Jon S. Corzine, chairman and CEO of MF Global and MF Global Holdings, and Edith O'Brien, assistant treasurer of MF Global, also were charged in the civil case filed in U.S. District Court in Manhattan, according to a news release from the CFTC.
MF Global and MF Global Holdings were charged with: misuse of client investment funds; failure to segregate client funds; failure to provide adequate supervision; making misleading statements; and reporting violations.
MF Global has agreed to settle the CFTC's charges by repaying all of the approximately $1 billion lost by its commodity customers in October 2011 — when MF Global collapsed — and $100 million in penalties. The settlement was approved by the firm's bankruptcy trustee, James W. Gidden, according to the final consent court settlement.
The settlement is subject to U.S. District and Bankruptcy court approval, according to the release. MF Global filed for Securities Investor Protection Act bankruptcy protection on Oct. 31, 2011.

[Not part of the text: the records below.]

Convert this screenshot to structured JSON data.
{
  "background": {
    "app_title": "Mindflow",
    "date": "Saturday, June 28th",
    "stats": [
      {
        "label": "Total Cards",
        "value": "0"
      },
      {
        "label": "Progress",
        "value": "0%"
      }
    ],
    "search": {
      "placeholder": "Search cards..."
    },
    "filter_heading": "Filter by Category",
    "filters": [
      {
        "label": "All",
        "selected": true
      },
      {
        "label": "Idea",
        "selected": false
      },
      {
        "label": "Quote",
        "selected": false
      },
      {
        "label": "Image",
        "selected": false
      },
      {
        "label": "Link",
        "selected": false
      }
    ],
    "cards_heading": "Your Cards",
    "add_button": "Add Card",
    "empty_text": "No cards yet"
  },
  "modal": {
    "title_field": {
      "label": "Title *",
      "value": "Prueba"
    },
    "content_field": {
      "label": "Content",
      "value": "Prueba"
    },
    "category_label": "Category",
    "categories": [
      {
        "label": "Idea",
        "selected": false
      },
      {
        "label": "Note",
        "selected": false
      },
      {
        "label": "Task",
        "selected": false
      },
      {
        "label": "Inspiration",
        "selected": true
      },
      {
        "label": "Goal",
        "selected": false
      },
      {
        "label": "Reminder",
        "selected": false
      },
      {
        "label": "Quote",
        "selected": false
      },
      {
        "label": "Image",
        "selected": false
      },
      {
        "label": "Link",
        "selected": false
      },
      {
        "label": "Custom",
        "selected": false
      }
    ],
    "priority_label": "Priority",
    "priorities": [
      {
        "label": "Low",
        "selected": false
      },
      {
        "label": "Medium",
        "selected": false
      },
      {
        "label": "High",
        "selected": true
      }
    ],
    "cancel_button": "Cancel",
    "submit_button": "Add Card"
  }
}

Mr. Corzine was charged “as a control person” with failure to segregate funds and misuse of customer assets as well as failure to supervise in his role as MF Global's CEO. Ms. O'Brien was charged with aiding and abetting the failure to segregate and misuse of client funds.
MF Global Holdings, Mr. Corzine and Ms. O'Brien are not covered by the CFTC's settlement with MF Global. The CFTC said in its release that it seeks full restitution and unspecified monetary penalties from the three remaining defendants. The CFTC also seeks to ban Mr. Corzine and Ms. O'Brien from trading in futures markets.
“This is an unprecedented lawsuit based on meritless allegations that Mr. Corzine failed to supervise an experienced back-office professional who was located in a different city and who did not report to Mr. Corzine or even to anyone who reported to Mr. Corzine,” said attorney Andrew Levander, a partner at law firm Dechert, in an e-mail. Mr. Levander is representing Mr. Corzine.
“After 20 months of thorough investigations by the Department of Justice, two bankruptcy trustees and the CFTC, no evidence has been found that contradicts Mr. Corzine's sworn testimony before Congress. Mr. Corzine did nothing wrong, and we look forward to vindicating him in court,” Mr. Levander added.